Sen. Murkowski holds hearing on COVID-19 impacts on energy sector
Alaska’s senator along with other lawmakers are looking for ways to help the energy industry that’s been hit hard by the coronavirus pandemic.
Sen. Lisa Murkowski, (R-Alaska), chaired a hearing to examine the impacts of the COVID-19 pandemic on the U.S. energy industry.
“The decline in demand can be found just about everywhere. Less flying means less jet fuel. Less driving means less gasoline and diesel. Less commercial activity means less electricity. Less consumption means less production. Less investment today means less development tomorrow,” Sen. Lisa Murkowski (R-Alaska) said.
Alaska has already lost about 1,000 jobs in the oil and gas industry since March, according to Neal Fried, an economist with the State of Alaska.

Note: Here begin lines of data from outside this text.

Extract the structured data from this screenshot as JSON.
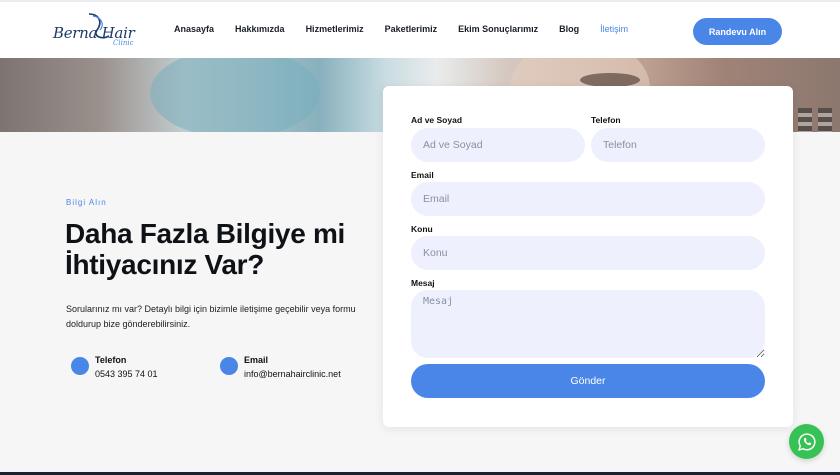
{
  "header": {
    "logo_text": "Berna Hair",
    "logo_sub": "Clinic",
    "nav": [
      {
        "label": "Anasayfa"
      },
      {
        "label": "Hakkımızda"
      },
      {
        "label": "Hizmetlerimiz"
      },
      {
        "label": "Paketlerimiz"
      },
      {
        "label": "Ekim Sonuçlarımız"
      },
      {
        "label": "Blog"
      },
      {
        "label": "İletişim",
        "active": true
      }
    ],
    "cta_label": "Randevu Alın"
  },
  "info": {
    "eyebrow": "Bilgi Alın",
    "headline": "Daha Fazla Bilgiye mi İhtiyacınız Var?",
    "description": "Sorularınız mı var? Detaylı bilgi için bizimle iletişime geçebilir veya formu doldurup bize gönderebilirsiniz.",
    "phone": {
      "label": "Telefon",
      "value": "0543 395 74 01"
    },
    "email": {
      "label": "Email",
      "value": "info@bernahairclinic.net"
    }
  },
  "form": {
    "name": {
      "label": "Ad ve Soyad",
      "placeholder": "Ad ve Soyad"
    },
    "phone": {
      "label": "Telefon",
      "placeholder": "Telefon"
    },
    "email": {
      "label": "Email",
      "placeholder": "Email"
    },
    "subject": {
      "label": "Konu",
      "placeholder": "Konu"
    },
    "message": {
      "label": "Mesaj",
      "placeholder": "Mesaj"
    },
    "submit_label": "Gönder"
  },
  "colors": {
    "accent": "#4a86e8",
    "field_bg": "#eef0fd",
    "whatsapp": "#36c254"
  },
  "icons": {
    "whatsapp": "whatsapp-icon",
    "contact": "dot-icon"
  }
}
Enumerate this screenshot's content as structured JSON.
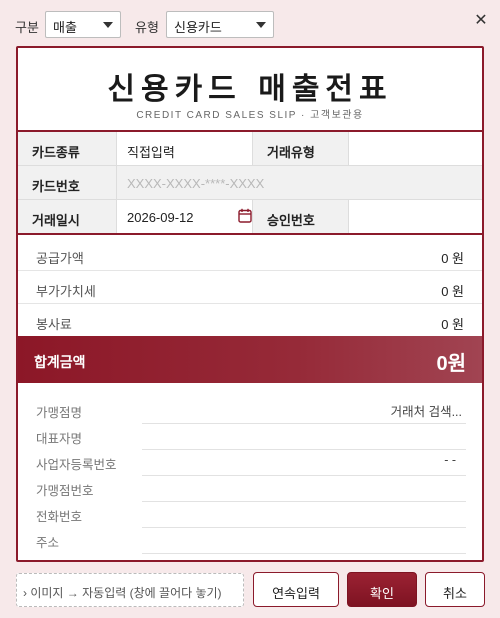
{
  "top": {
    "category_label": "구분",
    "category_value": "매출",
    "type_label": "유형",
    "type_value": "신용카드"
  },
  "slip": {
    "title": "신용카드 매출전표",
    "subtitle": "CREDIT CARD SALES SLIP · 고객보관용"
  },
  "info": {
    "card_type_label": "카드종류",
    "card_type_value": "직접입력",
    "trade_type_label": "거래유형",
    "trade_type_value": "",
    "card_no_label": "카드번호",
    "card_no_placeholder": "XXXX-XXXX-****-XXXX",
    "date_label": "거래일시",
    "date_value": "2026-09-12",
    "approval_label": "승인번호",
    "approval_value": ""
  },
  "amounts": {
    "supply_label": "공급가액",
    "supply_value": "0 원",
    "vat_label": "부가가치세",
    "vat_value": "0 원",
    "service_label": "봉사료",
    "service_value": "0 원",
    "total_label": "합계금액",
    "total_value": "0원"
  },
  "merchant": {
    "name_label": "가맹점명",
    "name_search": "거래처 검색...",
    "ceo_label": "대표자명",
    "bizno_label": "사업자등록번호",
    "bizno_value": "-  -",
    "merchant_no_label": "가맹점번호",
    "phone_label": "전화번호",
    "address_label": "주소"
  },
  "bottom": {
    "dropzone_text": "› 이미지 → 자동입력 (창에 끌어다 놓기)",
    "continuous_label": "연속입력",
    "confirm_label": "확인",
    "cancel_label": "취소"
  },
  "colors": {
    "accent": "#8b1a2b",
    "background": "#f7e9ea"
  }
}
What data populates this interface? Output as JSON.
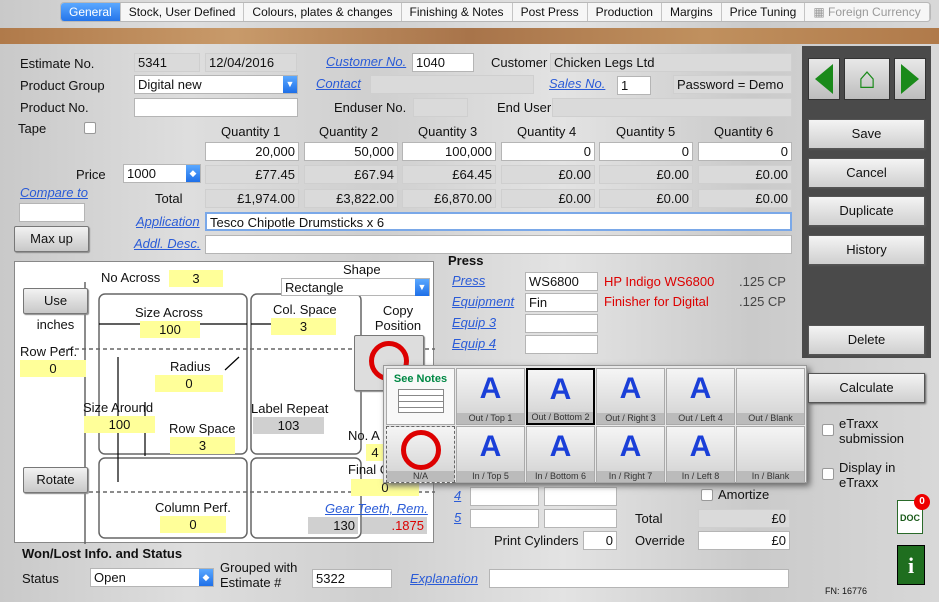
{
  "tabs": [
    "General",
    "Stock, User Defined",
    "Colours, plates & changes",
    "Finishing & Notes",
    "Post Press",
    "Production",
    "Margins",
    "Price Tuning",
    "Foreign Currency"
  ],
  "estimate": {
    "label": "Estimate No.",
    "number": "5341",
    "date": "12/04/2016"
  },
  "customer": {
    "no_label": "Customer No.",
    "no": "1040",
    "label": "Customer",
    "name": "Chicken Legs Ltd"
  },
  "product_group": {
    "label": "Product Group",
    "value": "Digital new"
  },
  "contact": {
    "label": "Contact",
    "value": ""
  },
  "sales": {
    "label": "Sales No.",
    "value": "1",
    "password": "Password = Demo"
  },
  "product_no": {
    "label": "Product No.",
    "value": ""
  },
  "enduser": {
    "no_label": "Enduser No.",
    "name_label": "End User"
  },
  "tape": {
    "label": "Tape"
  },
  "quantities": {
    "labels": [
      "Quantity 1",
      "Quantity 2",
      "Quantity 3",
      "Quantity 4",
      "Quantity 5",
      "Quantity 6"
    ],
    "values": [
      "20,000",
      "50,000",
      "100,000",
      "0",
      "0",
      "0"
    ],
    "prices": [
      "£77.45",
      "£67.94",
      "£64.45",
      "£0.00",
      "£0.00",
      "£0.00"
    ],
    "totals": [
      "£1,974.00",
      "£3,822.00",
      "£6,870.00",
      "£0.00",
      "£0.00",
      "£0.00"
    ]
  },
  "price": {
    "label": "Price",
    "per": "1000",
    "total_label": "Total"
  },
  "compare": {
    "label": "Compare to"
  },
  "application": {
    "label": "Application",
    "value": "Tesco Chipotle Drumsticks x 6"
  },
  "addl": {
    "label": "Addl. Desc."
  },
  "max_up": "Max up",
  "layout": {
    "no_across_label": "No Across",
    "no_across": "3",
    "shape_label": "Shape",
    "shape": "Rectangle",
    "use_inches": "Use inches",
    "size_across_label": "Size Across",
    "size_across": "100",
    "col_space_label": "Col. Space",
    "col_space": "3",
    "copy_pos_label": "Copy Position",
    "row_perf_label": "Row Perf.",
    "row_perf": "0",
    "radius_label": "Radius",
    "radius": "0",
    "size_around_label": "Size Around",
    "size_around": "100",
    "label_repeat_label": "Label Repeat",
    "label_repeat": "103",
    "row_space_label": "Row Space",
    "row_space": "3",
    "no_a_label": "No. A",
    "no_a": "4",
    "final_label": "Final C",
    "final": "0",
    "rotate": "Rotate",
    "col_perf_label": "Column Perf.",
    "col_perf": "0",
    "gear_label": "Gear Teeth, Rem.",
    "gear": "130",
    "gear_rem": ".1875"
  },
  "press": {
    "title": "Press",
    "rows": [
      {
        "label": "Press",
        "value": "WS6800",
        "desc": "HP Indigo WS6800",
        "cp": ".125 CP"
      },
      {
        "label": "Equipment",
        "value": "Fin",
        "desc": "Finisher for Digital",
        "cp": ".125 CP"
      },
      {
        "label": "Equip 3",
        "value": "",
        "desc": "",
        "cp": ""
      },
      {
        "label": "Equip 4",
        "value": "",
        "desc": "",
        "cp": ""
      }
    ],
    "extra": [
      "4",
      "5"
    ],
    "print_cyl_label": "Print Cylinders",
    "print_cyl": "0",
    "amortize": "Amortize",
    "total_label": "Total",
    "total": "£0",
    "override_label": "Override",
    "override": "£0"
  },
  "popup": {
    "see_notes": "See Notes",
    "na": "N/A",
    "top_row": [
      "Out / Top 1",
      "Out / Bottom 2",
      "Out / Right 3",
      "Out / Left 4",
      "Out / Blank"
    ],
    "bottom_row": [
      "In / Top 5",
      "In / Bottom 6",
      "In / Right 7",
      "In / Left 8",
      "In / Blank"
    ],
    "letter": "A"
  },
  "right": {
    "save": "Save",
    "cancel": "Cancel",
    "duplicate": "Duplicate",
    "history": "History",
    "delete": "Delete",
    "calculate": "Calculate",
    "etraxx": "eTraxx submission",
    "display_etraxx": "Display in eTraxx",
    "doc_badge": "0",
    "doc": "DOC",
    "fn": "FN: 16776"
  },
  "status": {
    "section": "Won/Lost Info. and Status",
    "label": "Status",
    "value": "Open",
    "grouped_label": "Grouped with",
    "grouped_label2": "Estimate #",
    "grouped": "5322",
    "explanation": "Explanation"
  }
}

A total of 1.3 million energy jobs have been lost since the start of the pandemic. A new report released last week shows the renewable energy sector has lost about 600,000 jobs.
Sen. Murkowski said the energy sector has “suffered acutely and uniquely,” adding that her energy bill, the American Innovation Act would spur investment in the sector.
“For a producing state like Alaska, ‘less production’ and ‘less investment’ and ‘less development’ are ominous signs on the horizon. That is why I hope, truly, that demand has been paused rather than destroyed,” she said.
The cuts are being driven by a lack of demand for gasoline and jet fuel.
“Put simply, the COVID-19 pandemic has created the biggest shock to global energy systems since at least World War II,” David Turk, acting deputy executive director at the International Energy Agency told the Senate Energy and Natural Resources Committee.
IEA estimates that global energy demand will fall 6 percent in 2020, the equivalent of losing the entire demand of India. The organization predicts a 9% drop in energy demand in the United States and 11% in the European Union.
Oil demand is expected to drop 8.2% globally, the largest in history. Coal demand will also fall 8% and electricity demand is forecast to fall 5%.
“Renewables have been the most resilient of all the fuels so far, and the only energy source that we expect to grow in 2020. Although I should say at much lower levels than we forecast before the crisis,” Turk said.